Ia menyatakan bahwa Sony yang sebelumnya menyatakan bersih tidak terlibat suap pengadaan dapur Satuan Pelayanan Pemenuhan Gizi (SPPG) telah berbohong setelah Elza mendapat keterangan dari tersangka Asep Yusuf Somantri (AYS).
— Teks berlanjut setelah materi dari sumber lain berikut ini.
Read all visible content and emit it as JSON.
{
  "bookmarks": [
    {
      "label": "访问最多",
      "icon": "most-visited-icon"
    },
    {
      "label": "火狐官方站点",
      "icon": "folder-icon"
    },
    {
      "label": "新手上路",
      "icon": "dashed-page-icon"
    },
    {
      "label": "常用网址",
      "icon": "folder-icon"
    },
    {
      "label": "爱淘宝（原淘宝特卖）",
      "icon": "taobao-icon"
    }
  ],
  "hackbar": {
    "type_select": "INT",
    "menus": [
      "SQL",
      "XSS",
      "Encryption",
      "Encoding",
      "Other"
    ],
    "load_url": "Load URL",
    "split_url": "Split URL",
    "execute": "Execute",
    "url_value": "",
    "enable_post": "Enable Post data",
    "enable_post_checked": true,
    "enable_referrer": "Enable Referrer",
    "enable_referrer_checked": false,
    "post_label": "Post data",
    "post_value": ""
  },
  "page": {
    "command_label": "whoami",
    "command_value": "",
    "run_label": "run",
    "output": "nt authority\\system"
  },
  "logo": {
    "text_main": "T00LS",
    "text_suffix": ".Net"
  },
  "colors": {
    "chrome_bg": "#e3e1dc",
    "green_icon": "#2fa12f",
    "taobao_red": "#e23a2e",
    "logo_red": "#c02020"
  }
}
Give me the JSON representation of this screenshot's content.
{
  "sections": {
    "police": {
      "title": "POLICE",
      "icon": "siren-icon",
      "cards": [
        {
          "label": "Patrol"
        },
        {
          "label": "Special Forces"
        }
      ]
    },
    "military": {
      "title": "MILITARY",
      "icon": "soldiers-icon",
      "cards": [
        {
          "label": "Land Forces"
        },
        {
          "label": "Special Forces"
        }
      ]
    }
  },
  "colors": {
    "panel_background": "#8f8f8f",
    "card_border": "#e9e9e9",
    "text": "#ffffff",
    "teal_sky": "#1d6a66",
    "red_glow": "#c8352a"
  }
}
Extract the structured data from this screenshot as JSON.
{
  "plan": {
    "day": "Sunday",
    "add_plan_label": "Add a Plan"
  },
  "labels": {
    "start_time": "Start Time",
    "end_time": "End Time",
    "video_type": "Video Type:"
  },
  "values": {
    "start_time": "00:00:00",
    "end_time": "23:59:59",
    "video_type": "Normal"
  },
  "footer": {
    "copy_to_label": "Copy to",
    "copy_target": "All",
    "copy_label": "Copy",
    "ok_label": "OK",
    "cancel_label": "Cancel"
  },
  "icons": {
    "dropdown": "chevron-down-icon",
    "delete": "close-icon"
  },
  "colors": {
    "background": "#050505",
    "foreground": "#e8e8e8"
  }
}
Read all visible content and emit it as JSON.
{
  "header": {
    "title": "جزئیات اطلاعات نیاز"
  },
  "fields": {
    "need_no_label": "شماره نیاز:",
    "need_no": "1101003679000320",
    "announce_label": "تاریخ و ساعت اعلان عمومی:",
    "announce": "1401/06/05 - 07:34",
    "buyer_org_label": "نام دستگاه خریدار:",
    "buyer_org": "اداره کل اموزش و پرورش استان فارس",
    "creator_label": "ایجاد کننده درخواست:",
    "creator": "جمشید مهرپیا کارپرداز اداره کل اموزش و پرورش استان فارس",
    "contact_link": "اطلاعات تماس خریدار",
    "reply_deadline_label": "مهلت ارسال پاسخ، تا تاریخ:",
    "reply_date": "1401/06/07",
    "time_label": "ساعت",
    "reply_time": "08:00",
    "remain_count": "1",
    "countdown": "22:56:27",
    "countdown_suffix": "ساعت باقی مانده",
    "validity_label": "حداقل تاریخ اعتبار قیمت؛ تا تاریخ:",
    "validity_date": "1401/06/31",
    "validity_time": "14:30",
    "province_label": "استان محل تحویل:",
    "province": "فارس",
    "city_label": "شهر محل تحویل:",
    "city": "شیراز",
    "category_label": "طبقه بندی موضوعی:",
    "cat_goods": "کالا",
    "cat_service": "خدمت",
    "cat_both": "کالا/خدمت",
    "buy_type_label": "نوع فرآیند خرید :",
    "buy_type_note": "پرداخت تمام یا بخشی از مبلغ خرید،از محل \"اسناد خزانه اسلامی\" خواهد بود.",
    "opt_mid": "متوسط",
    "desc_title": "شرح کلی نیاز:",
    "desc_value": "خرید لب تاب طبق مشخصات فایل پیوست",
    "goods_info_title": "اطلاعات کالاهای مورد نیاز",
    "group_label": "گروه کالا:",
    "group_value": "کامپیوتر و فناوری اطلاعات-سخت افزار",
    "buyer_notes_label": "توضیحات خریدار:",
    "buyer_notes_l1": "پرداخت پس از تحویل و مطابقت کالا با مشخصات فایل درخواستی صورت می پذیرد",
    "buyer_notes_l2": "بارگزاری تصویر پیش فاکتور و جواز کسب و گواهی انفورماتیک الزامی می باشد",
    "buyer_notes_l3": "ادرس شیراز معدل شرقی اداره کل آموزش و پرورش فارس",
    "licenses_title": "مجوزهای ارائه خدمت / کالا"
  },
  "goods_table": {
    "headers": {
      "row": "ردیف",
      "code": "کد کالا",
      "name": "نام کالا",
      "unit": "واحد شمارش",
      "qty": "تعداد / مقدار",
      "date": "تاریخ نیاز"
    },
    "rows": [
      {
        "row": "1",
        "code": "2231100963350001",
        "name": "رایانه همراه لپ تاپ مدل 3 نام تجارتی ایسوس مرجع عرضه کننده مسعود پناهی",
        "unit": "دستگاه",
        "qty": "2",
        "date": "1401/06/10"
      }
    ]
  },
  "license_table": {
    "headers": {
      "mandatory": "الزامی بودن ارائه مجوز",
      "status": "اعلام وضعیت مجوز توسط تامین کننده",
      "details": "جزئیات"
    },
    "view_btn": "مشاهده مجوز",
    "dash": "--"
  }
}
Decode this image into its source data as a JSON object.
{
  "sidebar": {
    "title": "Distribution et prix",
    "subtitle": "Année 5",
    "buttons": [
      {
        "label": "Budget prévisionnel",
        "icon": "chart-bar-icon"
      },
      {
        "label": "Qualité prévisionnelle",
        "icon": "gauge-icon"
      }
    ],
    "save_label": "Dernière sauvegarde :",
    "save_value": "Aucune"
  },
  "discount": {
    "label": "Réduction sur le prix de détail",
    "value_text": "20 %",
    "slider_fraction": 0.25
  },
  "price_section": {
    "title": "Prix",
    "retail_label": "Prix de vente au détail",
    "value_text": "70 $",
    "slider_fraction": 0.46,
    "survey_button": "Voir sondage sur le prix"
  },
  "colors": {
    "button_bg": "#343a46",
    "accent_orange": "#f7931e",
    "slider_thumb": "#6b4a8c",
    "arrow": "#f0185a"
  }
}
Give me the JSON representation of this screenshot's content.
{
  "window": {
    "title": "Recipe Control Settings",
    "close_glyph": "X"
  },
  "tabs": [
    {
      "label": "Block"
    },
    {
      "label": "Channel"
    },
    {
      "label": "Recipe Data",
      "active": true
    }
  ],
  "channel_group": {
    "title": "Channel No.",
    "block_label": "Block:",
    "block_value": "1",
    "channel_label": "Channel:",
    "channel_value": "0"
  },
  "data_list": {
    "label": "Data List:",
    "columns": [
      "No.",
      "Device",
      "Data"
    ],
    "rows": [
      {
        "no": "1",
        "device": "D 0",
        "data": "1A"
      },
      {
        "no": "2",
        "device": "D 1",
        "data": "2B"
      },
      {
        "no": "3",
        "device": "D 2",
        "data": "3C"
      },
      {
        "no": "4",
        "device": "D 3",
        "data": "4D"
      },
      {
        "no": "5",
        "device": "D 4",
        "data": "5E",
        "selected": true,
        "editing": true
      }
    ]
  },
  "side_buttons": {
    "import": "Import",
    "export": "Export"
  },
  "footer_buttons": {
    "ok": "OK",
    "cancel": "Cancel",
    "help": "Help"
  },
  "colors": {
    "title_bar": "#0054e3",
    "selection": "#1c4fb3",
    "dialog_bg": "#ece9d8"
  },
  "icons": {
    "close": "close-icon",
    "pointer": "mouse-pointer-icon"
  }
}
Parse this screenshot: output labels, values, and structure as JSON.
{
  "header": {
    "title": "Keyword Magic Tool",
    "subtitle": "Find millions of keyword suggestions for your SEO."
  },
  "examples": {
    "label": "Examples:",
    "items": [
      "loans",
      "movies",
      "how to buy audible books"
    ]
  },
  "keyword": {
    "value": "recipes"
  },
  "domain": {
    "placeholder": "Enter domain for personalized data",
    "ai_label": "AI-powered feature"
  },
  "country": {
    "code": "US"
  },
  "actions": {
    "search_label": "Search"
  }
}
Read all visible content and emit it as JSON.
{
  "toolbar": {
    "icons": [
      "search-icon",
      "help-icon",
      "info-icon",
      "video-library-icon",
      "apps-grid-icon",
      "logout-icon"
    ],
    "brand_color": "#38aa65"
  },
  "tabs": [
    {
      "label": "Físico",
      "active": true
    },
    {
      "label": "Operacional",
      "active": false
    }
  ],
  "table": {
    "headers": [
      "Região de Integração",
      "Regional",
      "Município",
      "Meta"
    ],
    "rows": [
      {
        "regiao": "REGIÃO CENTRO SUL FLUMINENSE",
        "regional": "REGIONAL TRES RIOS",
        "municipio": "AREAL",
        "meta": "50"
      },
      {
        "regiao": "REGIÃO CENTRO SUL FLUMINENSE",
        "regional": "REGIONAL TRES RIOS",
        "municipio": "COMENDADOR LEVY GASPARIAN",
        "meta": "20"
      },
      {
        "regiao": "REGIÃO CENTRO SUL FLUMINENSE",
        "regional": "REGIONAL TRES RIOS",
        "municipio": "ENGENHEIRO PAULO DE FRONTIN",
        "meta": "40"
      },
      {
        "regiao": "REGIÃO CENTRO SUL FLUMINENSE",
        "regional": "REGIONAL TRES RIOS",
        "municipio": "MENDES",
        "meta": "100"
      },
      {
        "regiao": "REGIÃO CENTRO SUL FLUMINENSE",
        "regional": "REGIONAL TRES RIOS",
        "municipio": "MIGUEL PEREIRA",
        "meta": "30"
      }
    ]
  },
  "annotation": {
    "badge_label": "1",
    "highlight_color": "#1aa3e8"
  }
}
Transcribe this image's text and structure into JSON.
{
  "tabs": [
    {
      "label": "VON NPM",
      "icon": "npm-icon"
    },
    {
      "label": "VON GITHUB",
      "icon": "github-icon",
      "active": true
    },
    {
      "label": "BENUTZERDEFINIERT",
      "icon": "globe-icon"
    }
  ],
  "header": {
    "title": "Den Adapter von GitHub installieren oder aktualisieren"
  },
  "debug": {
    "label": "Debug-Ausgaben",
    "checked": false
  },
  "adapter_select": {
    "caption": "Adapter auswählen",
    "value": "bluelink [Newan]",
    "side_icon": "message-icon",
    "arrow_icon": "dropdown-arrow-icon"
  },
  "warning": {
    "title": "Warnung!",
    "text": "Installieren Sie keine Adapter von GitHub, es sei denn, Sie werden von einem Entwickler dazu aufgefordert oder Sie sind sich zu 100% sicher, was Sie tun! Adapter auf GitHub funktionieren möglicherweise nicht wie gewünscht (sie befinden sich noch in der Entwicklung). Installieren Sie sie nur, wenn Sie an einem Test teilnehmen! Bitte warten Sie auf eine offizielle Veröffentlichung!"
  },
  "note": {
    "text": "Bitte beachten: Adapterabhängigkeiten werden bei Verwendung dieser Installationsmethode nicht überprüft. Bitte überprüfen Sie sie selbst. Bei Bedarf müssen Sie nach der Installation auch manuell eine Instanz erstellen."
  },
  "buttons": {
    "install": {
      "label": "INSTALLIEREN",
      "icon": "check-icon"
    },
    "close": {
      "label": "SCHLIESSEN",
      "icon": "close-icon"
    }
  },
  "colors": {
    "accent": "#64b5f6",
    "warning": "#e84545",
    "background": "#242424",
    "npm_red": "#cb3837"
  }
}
Menanggapi kabar tersebut, Krisna Murti kuasa hukumnya membantah tudingan Elza yang menyebut kliennya menerima aliran suap. Bahkan untuk menepisnya, dia membandingkan Justice Collaborator Sony yang ingin mengungkap puluhan nama terlibat dan pengadaan fiktif CCTV serta sidik jari di Badan Gizi Nasional (BGN).
“Kalau enggak jujur, enggak mungkin keluar 41 nama hari ini,” kata Krisna saat ditemui usai mendampingi pemeriksaan Sony oleh Kejagung, Kamis 18 Juni 2026.
Lebih lanjut, dia sangat menyayangkan pernyataan Elza yang menyebut kliennya menerima aliran uang korupsi dari pengadaan dapur MBG. Dia meminta kepada Elza untuk berucap berdasarkan fakta dan data yang ada.
“Bu Elsa punya bukti apa ya kira-kira Pak Sony terima uang? Jadi, kalau bicara itu harus pakai bukti, gitu loh. Coba deh tanya Bu Elsa,” cetusnya.
Dalam kesempatan tersebut, dia menerangkan bahwa peran Sony dalam urusan titik-titik lokasi dapur MBG merupakan kewajibannya. Untuk memenuhi target Presiden Prabowo agar program pemberian makanan bergizi kepada seluruh anak-anak di seluruh Indonesia dapat segera terealisasikan.